Much of contemporary music’s experimentation is the direct result of developments of the preceding decades. Just as it’s impossible, at least in retrospect, to imagine or understand the work of such composers as Schoenberg without looking back to Wagner, we can understand the creations of John Cage and, in turn, Cage’s musical descendants, through exploring the ideas of Schoenberg, who was one of Cage’s most important teachers and inspirations.

Technology, and more specifically the expansive and heretofore unimaginable opportunities that computer technology provides, has had an incredible effect on contemporary music: for the first time ever, many musics from all cultures and many eras of human history are instantaneously accessible to a wide swath of the public to hear, engage with, and react to. Moreover, the palettes with which composers may articulate their artistic visions has expanded immeasurably as well, thanks to digital advances; many contemporary composers are as likely to include a laptop in their works as they are acoustic instruments.

In our era’s fractured and utterly diverse musical scene, some of the most warmly embraced works that have been especially popular not just with traditional classical audiences, but with a wider public as well, have come from three American composers: Philip Glass, Steve Reich, and John Adams. Often rather mistakenly lumped together as “minimalists” along with such colleagues as Terry Riley and La Monte Young, the work of Glass, Reich, and Adams have had huge reverberations in musical culture—and not just in classical music: for example, Steve Reich has been cited as an inspiration by the influential rock band Sonic Youth.

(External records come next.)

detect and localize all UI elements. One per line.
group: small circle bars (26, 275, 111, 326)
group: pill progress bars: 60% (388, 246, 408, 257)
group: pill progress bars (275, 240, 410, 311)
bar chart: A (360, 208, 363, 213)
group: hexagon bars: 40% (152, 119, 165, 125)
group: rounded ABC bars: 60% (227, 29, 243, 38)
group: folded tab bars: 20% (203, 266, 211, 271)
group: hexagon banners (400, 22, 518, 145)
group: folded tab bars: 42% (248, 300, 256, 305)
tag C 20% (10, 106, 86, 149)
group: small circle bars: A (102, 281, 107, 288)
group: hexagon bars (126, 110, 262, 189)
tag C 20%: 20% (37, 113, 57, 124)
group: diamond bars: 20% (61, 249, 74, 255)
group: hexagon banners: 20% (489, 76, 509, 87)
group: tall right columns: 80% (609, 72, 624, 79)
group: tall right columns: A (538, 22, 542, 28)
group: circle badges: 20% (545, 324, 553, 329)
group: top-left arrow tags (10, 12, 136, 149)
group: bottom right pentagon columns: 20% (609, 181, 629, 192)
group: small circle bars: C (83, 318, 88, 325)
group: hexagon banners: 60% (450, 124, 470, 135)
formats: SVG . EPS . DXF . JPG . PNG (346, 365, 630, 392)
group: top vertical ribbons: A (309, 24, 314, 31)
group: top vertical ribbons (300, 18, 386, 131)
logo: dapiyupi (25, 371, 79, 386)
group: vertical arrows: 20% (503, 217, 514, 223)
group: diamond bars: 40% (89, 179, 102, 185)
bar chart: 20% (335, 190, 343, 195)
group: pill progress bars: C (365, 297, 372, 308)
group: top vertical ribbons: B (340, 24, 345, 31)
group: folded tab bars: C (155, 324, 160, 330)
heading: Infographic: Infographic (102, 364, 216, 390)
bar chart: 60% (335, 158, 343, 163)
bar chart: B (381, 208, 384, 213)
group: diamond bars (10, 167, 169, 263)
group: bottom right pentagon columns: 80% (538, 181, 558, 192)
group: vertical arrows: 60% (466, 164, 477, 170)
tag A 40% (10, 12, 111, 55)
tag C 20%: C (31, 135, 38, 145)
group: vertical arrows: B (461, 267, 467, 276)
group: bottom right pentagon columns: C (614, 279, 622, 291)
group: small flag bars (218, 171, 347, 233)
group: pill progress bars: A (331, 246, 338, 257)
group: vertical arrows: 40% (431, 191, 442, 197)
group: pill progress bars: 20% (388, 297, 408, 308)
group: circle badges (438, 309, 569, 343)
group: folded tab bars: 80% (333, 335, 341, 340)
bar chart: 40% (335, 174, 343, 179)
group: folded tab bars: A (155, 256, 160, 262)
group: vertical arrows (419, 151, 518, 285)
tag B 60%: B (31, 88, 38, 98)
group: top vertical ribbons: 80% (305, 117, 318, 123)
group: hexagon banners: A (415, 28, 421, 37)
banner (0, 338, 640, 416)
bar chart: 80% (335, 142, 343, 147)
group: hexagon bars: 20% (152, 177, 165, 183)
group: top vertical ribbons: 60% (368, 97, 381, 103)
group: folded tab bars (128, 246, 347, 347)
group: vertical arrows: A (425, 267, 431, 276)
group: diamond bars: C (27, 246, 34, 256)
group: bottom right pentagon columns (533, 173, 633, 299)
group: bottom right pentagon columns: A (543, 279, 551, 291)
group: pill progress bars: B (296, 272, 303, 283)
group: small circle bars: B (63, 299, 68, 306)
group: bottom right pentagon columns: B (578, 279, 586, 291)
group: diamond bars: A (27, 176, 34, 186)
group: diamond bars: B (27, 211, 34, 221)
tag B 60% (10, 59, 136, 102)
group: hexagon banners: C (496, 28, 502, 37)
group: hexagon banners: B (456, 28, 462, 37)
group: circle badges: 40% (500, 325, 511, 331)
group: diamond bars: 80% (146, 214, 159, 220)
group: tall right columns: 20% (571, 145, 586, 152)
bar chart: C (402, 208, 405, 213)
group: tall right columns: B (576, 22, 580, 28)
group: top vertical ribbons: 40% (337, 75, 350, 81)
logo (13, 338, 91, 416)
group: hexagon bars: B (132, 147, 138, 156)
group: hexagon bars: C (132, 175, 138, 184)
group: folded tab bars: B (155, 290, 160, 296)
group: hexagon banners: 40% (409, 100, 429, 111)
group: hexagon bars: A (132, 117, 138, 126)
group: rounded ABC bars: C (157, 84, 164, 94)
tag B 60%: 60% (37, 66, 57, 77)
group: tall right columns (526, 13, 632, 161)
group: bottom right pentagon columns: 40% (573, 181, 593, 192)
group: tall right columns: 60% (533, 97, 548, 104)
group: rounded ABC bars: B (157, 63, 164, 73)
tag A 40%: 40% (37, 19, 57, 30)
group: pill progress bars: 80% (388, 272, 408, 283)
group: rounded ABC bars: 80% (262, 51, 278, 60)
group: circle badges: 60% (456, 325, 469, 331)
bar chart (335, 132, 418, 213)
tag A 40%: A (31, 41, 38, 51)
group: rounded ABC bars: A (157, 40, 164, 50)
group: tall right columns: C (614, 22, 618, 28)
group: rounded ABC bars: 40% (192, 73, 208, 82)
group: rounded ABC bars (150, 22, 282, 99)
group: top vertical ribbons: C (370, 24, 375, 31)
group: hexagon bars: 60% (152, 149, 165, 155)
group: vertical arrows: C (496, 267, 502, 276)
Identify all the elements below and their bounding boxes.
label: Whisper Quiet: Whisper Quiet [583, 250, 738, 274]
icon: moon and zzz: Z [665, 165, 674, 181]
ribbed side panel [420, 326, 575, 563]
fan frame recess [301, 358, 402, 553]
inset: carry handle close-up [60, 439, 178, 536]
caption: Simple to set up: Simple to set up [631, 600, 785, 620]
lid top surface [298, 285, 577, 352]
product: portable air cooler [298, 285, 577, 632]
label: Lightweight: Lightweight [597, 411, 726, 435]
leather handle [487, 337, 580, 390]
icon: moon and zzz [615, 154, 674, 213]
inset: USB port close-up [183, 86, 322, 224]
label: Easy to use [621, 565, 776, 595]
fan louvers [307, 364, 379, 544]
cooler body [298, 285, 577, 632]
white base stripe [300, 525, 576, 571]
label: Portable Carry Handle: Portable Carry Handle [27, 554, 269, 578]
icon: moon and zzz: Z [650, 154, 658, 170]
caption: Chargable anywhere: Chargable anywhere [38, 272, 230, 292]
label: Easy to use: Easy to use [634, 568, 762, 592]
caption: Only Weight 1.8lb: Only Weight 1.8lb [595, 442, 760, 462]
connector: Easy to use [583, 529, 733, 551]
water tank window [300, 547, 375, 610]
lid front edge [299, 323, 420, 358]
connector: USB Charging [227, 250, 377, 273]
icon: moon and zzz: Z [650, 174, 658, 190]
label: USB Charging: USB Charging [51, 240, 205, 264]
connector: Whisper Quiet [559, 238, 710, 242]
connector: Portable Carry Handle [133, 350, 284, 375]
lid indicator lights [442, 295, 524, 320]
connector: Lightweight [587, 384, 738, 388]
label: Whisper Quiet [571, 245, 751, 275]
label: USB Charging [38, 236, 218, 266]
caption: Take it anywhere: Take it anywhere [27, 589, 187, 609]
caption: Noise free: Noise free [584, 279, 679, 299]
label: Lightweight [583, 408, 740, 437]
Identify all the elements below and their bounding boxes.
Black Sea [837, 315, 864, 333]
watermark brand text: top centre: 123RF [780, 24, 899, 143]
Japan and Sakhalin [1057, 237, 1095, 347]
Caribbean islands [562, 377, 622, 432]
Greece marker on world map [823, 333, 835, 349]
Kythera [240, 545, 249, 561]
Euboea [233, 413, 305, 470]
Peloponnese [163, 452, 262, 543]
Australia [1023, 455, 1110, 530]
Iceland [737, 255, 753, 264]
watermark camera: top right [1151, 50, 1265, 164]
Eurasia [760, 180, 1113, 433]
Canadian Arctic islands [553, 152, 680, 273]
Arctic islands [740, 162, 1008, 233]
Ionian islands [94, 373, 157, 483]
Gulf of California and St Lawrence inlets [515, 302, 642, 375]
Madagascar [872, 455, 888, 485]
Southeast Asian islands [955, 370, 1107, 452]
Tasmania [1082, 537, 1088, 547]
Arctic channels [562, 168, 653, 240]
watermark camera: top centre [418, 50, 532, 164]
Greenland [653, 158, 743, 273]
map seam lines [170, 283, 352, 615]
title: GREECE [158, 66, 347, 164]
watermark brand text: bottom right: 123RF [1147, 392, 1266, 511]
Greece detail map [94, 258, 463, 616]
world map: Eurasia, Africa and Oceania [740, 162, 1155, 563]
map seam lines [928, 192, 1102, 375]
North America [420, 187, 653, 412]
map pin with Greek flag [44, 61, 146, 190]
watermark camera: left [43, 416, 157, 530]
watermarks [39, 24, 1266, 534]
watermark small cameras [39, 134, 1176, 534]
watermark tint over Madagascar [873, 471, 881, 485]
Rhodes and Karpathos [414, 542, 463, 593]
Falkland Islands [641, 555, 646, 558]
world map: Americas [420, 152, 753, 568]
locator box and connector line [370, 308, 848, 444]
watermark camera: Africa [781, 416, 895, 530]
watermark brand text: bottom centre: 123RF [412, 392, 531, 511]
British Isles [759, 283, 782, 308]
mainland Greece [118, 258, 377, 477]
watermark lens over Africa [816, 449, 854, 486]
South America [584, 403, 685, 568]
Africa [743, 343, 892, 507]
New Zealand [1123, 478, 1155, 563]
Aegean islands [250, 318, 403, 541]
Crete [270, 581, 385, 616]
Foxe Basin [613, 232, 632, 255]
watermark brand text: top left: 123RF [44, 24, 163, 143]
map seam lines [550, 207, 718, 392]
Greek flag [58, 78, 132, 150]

Other composers have cultivated sounds whose roots stem not in the Western European art music tradition, but look instead to other sources: composer Osvaldo Golijov, for example, draws upon rich sonic inspirations that range from Schubert to Argentine tango to the music of the Middle East. Regardless of their respective aesthetic preferences, however, what composers of our day share is a restless desire to engage and grapple with the realities of our world today, in all of its complexities. Through such innovation, classical music continues to be a living and vital art form that speaks to all of us in fresh, exciting ways.